In 2000, defendant was sentenced on the instant conviction to an aggregate term of 15 years to life. Although it is undisputed that defendant had been convicted of a drug felony in 1997, the People expressly declined to file a predicate felony statement at the 2000 sentencing, explaining that the prior conviction would have no effect on defendant's aggregate sentence.

In 2006, defendant successfully moved for resentencing pursuant to the 2004 and 2005 Drug Law Reform Acts (L 2004, ch 738; L 2005, ch 643). At resentencing, the People filed a predicate felony statement based on the 1997 conviction. The court adjudicated defendant a second felony drug offender and sentenced him to the minimum terms available for such an offender.

The court correctly concluded that it would be unlawful to sentence defendant as a first felony offender, and there is no merit to defendant's suggestion that the court had discretion to do so. Penal Law § 70.71 (3) (b) requires enhanced sentences for second felony drug offenders who have been adjudicated as such "pursuant to the provisions of section 400.21 of the criminal procedure law." The mandatory nature of these sentencing provisions was triggered by defendant's 1997 conviction.

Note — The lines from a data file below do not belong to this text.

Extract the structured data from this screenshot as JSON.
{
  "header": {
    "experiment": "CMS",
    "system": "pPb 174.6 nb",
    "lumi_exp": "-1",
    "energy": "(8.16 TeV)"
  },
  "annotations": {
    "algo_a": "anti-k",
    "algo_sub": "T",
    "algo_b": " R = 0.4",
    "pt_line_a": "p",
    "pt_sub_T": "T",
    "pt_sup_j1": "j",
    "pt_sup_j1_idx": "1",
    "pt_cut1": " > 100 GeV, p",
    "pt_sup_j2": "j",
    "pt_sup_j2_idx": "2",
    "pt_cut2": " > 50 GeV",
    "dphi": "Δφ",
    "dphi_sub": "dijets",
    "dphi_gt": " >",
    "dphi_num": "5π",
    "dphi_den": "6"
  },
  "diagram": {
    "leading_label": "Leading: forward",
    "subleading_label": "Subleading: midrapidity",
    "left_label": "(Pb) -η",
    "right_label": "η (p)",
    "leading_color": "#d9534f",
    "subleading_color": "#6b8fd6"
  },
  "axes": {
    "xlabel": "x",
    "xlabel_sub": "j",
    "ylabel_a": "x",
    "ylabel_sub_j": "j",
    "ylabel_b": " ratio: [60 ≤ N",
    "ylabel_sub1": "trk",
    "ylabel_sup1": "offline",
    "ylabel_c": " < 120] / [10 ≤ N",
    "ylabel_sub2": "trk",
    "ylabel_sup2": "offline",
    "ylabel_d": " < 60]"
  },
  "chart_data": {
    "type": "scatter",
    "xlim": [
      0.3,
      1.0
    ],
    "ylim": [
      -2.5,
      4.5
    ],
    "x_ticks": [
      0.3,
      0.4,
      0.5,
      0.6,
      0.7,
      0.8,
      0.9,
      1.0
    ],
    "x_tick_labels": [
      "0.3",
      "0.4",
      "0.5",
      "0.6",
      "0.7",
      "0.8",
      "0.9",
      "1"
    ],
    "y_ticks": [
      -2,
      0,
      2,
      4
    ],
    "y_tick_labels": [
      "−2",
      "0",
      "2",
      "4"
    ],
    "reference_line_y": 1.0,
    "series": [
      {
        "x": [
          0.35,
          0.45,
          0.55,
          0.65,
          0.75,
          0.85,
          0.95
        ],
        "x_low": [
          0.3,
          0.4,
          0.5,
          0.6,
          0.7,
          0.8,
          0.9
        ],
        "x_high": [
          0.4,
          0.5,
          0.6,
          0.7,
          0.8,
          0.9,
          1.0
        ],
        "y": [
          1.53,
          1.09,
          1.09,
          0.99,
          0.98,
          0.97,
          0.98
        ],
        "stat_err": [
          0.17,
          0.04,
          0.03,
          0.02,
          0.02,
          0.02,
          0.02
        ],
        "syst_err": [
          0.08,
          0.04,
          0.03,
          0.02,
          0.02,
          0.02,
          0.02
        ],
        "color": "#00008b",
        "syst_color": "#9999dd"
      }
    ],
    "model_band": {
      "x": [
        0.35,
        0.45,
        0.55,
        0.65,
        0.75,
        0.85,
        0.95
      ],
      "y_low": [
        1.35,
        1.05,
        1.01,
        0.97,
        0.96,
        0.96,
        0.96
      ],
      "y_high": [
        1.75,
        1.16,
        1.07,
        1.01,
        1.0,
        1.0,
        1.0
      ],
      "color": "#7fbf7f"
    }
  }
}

CPL 400.21 (2) required the People to file a predicate felony statement with the court prior to sentencing, and their failure to do so at the original sentencing proceeding is irrelevant (see People v Scarbrough, 66 NY2d 673 [1985], revg on dissenting mem of Boomer, J., 105 AD2d 1107, 1107-1109 [1984]; cf. People v Singleton, 40 AD3d 502 [2007]). Defendant's request for resentencing placed the case in a procedural posture that required the People to file a predicate felony statement (compare People v Medina, 35 AD3d 163 [2006], lv denied 8 NY3d 925 [*2][2007] [untimely resentencing application by People]), and the court had no legal basis upon which to sentence defendant as a first felony offender. Concur—Andrias, J.P., Buckley, Catterson, Malone and Kavanagh, JJ.